5 thoughts on “The most thorough review of my book. Ever!”

  1. This interaction between Kevin’s criticisms and your writing is very helpful.

    It is also a gread model of the kinds of fearless conversations our world needs if we are to find our way.

    Thank you for the ever enlarging conversation you have entered into around happiness and work!

    Keep creating,
    Mike

  2. Thanks for the link, Alex. And thanks also, as I already said by email, for taking the review in the spirit in which it was written: wading through all the criticisms to get to the part where I fundamentally agree with you (I believe in getting the bad news out of the way first).

    As I suggested toward the end of the review, I think we probably agree on the potential for revolutionizing the system from below by transforming workplaces one at a time. But it requires killing off the little boss in our heads who tells us that Wobbly tactics of direct resistance on the job like “good work strikes” and “open mouth sabotage” are somehow “disloyal” to “our” employer. The nature of the labor relation as an incomplete contract, and the incredible barriers to effective monitoring of real performance, create a classic asymmetrical warfare situation; any measure the bosses take to monitor our performance will probably cost them ten times as much as it costs us to circumvent it. So once the dissatisfied worker gets to the point of saying “I’m mad as hell and I’m not gonna take it any more,” he’s pretty much an unstoppable force.

  3. Hi Alex,

    Are you planning a revised edition of you rbook soon then? ;-)

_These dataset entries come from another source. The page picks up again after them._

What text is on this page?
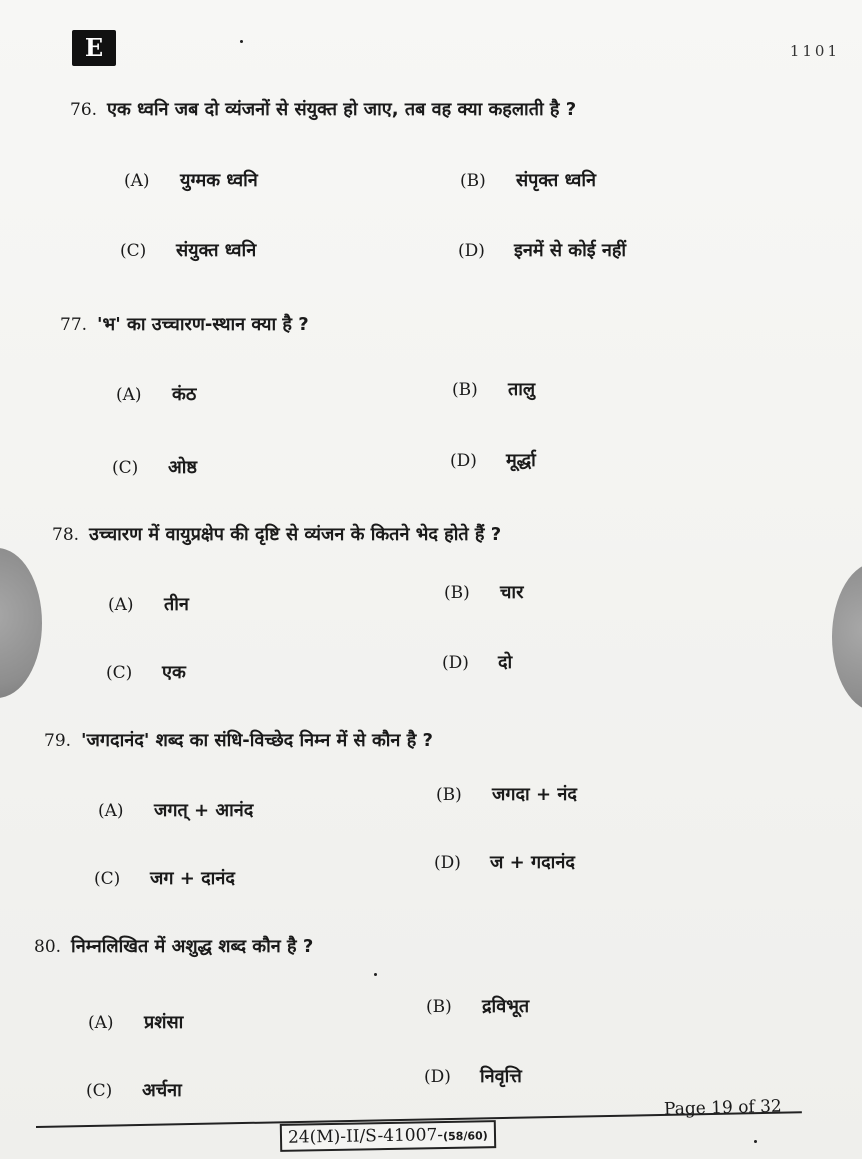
E	1101
76. एक ध्वनि जब दो व्यंजनों से संयुक्त हो जाए, तब वह क्या कहलाती है ?
(A) युग्मक ध्वनि	(B) संपृक्त ध्वनि
(C) संयुक्त ध्वनि	(D) इनमें से कोई नहीं
77. 'भ' का उच्चारण-स्थान क्या है ?
(A) कंठ	(B) तालु
(C) ओष्ठ	(D) मूर्द्धा
78. उच्चारण में वायुप्रक्षेप की दृष्टि से व्यंजन के कितने भेद होते हैं ?
(A) तीन
(B) चार
(C) एक	(D) दो
79. 'जगदानंद' शब्द का संधि-विच्छेद निम्न में से कौन है ?
(A) जगत् + आनंद
(B) जगदा + नंद
(C) जग + दानंद
(D) ज + गदानंद
80. निम्नलिखित में अशुद्ध शब्द कौन है ?
(A) प्रशंसा
(B) द्रविभूत
(C) अर्चना
(D) निवृत्ति
Page 19 of 32
24(M)-II/S-41007-(58/60)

    I was planning to buy it, but if you’ve got plans in the near future for a 2nd ed, I’ll hold off.

    Thanks,

    paul

  4. That’s way cool and refreshing, Alex. It’s hard to put yourself out there by blog or by book and deal even with honest and constructive feedback. Reminds me that feedback is golden and that good learning is where you find it.

  5. Mike: I had an idea you’d appreciate this!

    Kevin: I could not agree more! And I like the image of killing off the little boss in our own head. That guy can be a real jerk :o)

    Paul: I am going to revise it, but not for the next few months.

    Chris: Exactly! A great way to learn is to put yourself in the way of honest feedback.